性別非公開とはいえ、一応男性として活動することが、応援してくれるリスナーを騙しているようで、申し訳なかったけど。
すとぷりを守るために仕方ないと、割り切って。
それでも、楽しくて。幸せで。
もちろん辛いこと、悔しいこと、悲しいこと…上げ出したらキリなんかないけど。
彼等となら乗り越えられた。
配信も、動画も、歌も、ライブも。
正直、男性であるみんなに体力で着いていくことは、大変を通り越していたけど。
それでも、応援してくれるみんなの笑顔や声が嬉しくて、
みんなが魅せてくれる景色が、幸せで、
乗り越えることができていたんだ。
だけど。
きっとこれ以上は、もう________
今以上に、迷惑をかけてしまう。
迷惑どころじゃない、もっと大きなことが起きてからじゃ、もう遅い。
今の自分の体力では。
人の姿よりも、猫の姿の方が過ごしやすくなっていたことを、認めざるを得なかった。
それが導く答えは、ひとつ。
私の、白神Aという存在が、いつ消えて無くなるか分からないのだ。
みんなとの、思い出も。
私が消えるということは、完全なる“のあ”の消滅。
突然、そうなるのだけは避けないといけない。
だから、ね?
「なーくん…いや、ななもり。
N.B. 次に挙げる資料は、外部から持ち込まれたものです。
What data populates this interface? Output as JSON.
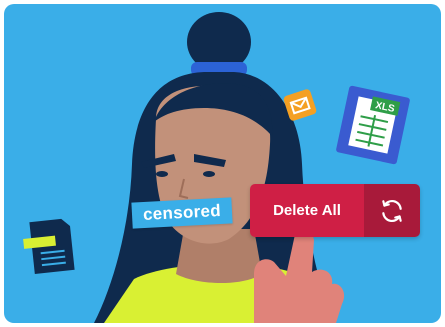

さんお願いがあります」
「何言われるか、想像はついているけど…すとぷりのリーダーとして話を聞こうか」
「A、ダメだ、やめてくれ…」
私の手を取って首を振る桃里くんに、ごめんね、と微笑んで。
真っ直ぐと、全てを見透かすような目で僕を見るなーくんと目を合わす。
「僕を…のあをすとぷりから脱退させて下さい」
のあの命がここにあるうちに。
私が私でいられるうちに。
この手で全て。
終わらせたいの。
表裏一体の幸せを
(それでもきっと貴方は)
(私の覚悟を聞いた上で)
(1つの答えは揺るがないのでしょう)
(それなら、私は_________)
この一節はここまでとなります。